Het feit dat de foto’s in zwart-wit zijn vind ik ook goed (hoewel ik geen idee van hoe een gekleurde foto er uit zou zien en belangrijker, zou aanvoelen). Eerst en vooral zorgt het ervoor dat de foto’s een meer serieuze toon hebben. Wat ook een rol speelt is dat zwart-wit tegelijkertijd egaliseert (en dus voor minder afleiding zorgt) en het contrast tussen licht en donker versterkt. Zo wordt het verschil tussen de plastic zak en je haar of je gezicht versterkt (en dus de relatie object-persoon). Ook het half doorschijnende en half weerkaatsende oppervlak van de plastic zak komt tot zijn recht dankzij zwart-wit.
Met de juiste context (bv. een titel!) sporen de foto’s ons aan ons de vraag te stellen wat kunst nog mag betekenen in de 21ste eeuw.
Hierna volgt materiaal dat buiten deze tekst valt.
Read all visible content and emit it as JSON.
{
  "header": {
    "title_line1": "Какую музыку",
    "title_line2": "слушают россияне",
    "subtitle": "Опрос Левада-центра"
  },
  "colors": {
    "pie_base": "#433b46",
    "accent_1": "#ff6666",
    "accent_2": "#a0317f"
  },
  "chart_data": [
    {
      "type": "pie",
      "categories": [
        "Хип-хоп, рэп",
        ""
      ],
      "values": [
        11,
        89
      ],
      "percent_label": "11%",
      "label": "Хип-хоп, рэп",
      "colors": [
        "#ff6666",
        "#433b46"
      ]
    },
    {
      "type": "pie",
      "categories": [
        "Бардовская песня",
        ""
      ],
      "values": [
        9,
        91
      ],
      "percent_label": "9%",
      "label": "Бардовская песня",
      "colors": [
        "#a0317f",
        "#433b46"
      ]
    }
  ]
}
Zal het verdwijnen onder het strakke efficiëntiedenken of vergeten worden door de aanwezigheid van veel dringendere problemen zoals de klimaatopwarming? Of zal het nutsdenken de kunst juist inpalmen en haar radicaal veranderen in iets consumeerbaars, bv. zoals een plastic zak? Zal kunst weer toebehoren aan de elite die haar vanwege snobistische neigingen zal aanbidden? Of zal ze een symbool van vrijheid worden voor de onderdrukte groepen in de samenleving? (tot welke groepen zal ze tot "nut" zijn?) Zal kunst nog materieel zijn of volledig digitaal gaan en zal er slechts leegte overblijven in een kunstgalerij of museum (een lege zak?).
Nee, het blijft een feit: de Zin en het Nut vergelijken en combineren met en stellen tegenover kunst blijft een zeer interessant gedachte-experiment. Belangrijker voor jou, Enak, is dat dit streven ook geslaagd vervat wordt in je kunstwerk.